Extensions de proximités et de prétopologies dans l'ensemble des ultrafilters. (Extensions of proximities and pretopologies in the set of ultrafilters) (Q1307307)

A Riesz extension of a relation \(\delta \subset PX \times PX\) on the set \(PX\) of subsets of a set \(X\) is a pretopological space, i.e. a pair \((Y,\varphi)\), where \(Y\) is a set and \(\varphi: P Y\to PY\) satisfies \(\varphi(\emptyset)=\emptyset\), \(A\subset\varphi(A)\), \(\varphi(A\cup B)=\varphi(A)\cup\varphi(B)\), for which \(X\subset Y\), \(A\delta B\) if and only if \(\varphi(A)\cap \varphi (B) \neq \emptyset\), and \(\{x\} \delta A\) if and only if \(x \in \varphi (A)\). This paper seeks to characterize those \(\delta\) which admit a Riesz extension.
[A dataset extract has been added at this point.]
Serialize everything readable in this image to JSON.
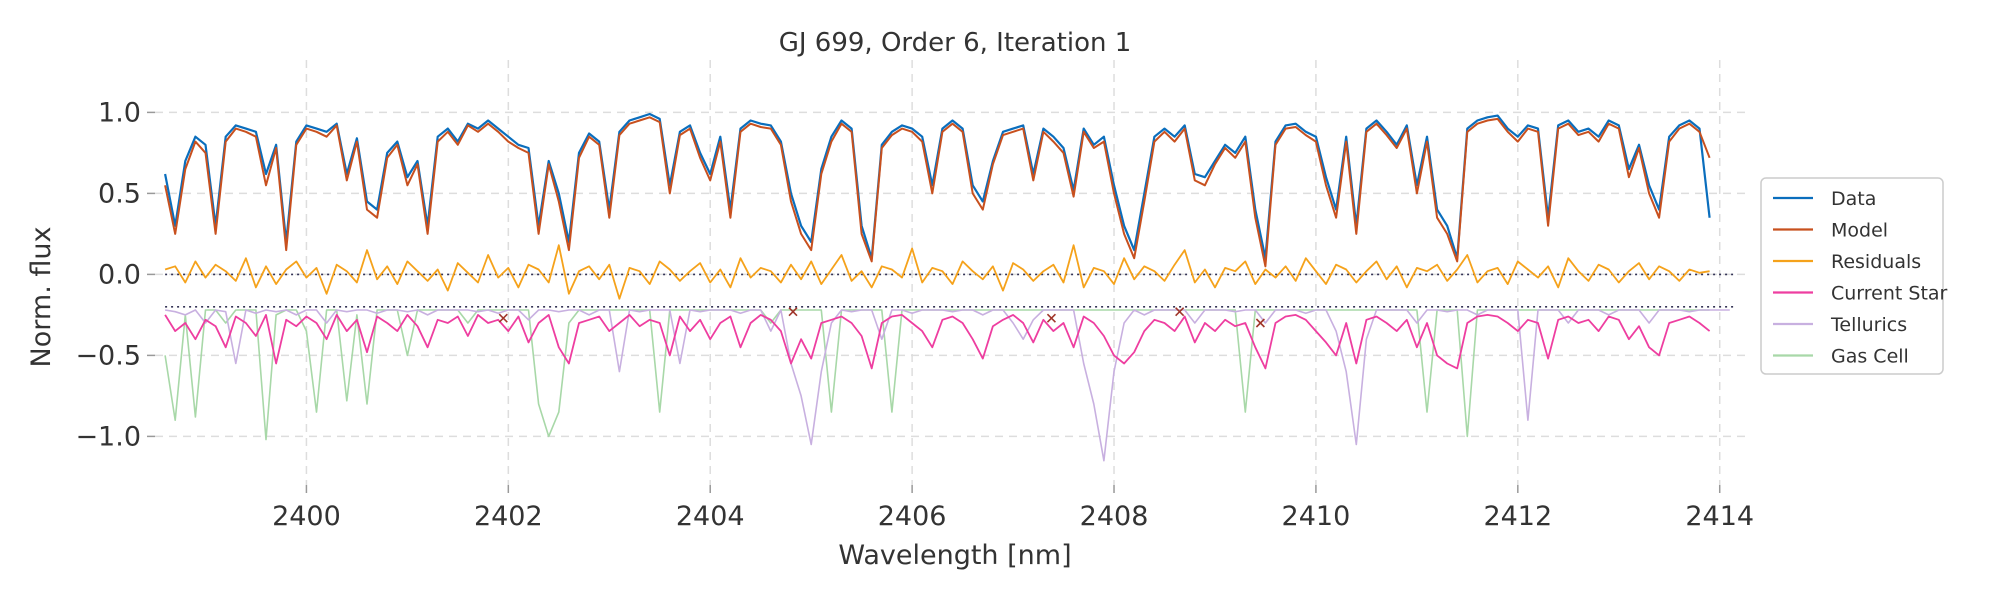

Several such characterizations are given in terms of the ``nasse'' \(\Delta\) associated to \(\delta\), i.e. the relation \(\Delta\) on the set \(\Omega(X)\) of ultrafilters on \(X\) given by \(\Delta=\{(U,V)\in\Omega (X)^2\mid U \times V\subset\delta\}\). As a consequence it is shown that if \(\delta\) is a proximity, i.e. satisfies certain necessary conditions to admit a Riesz extension, then \(\delta\) admits a Riesz extension if and only if it admits one of the form \((\Omega(X),\varphi)\). Several examples are also considered.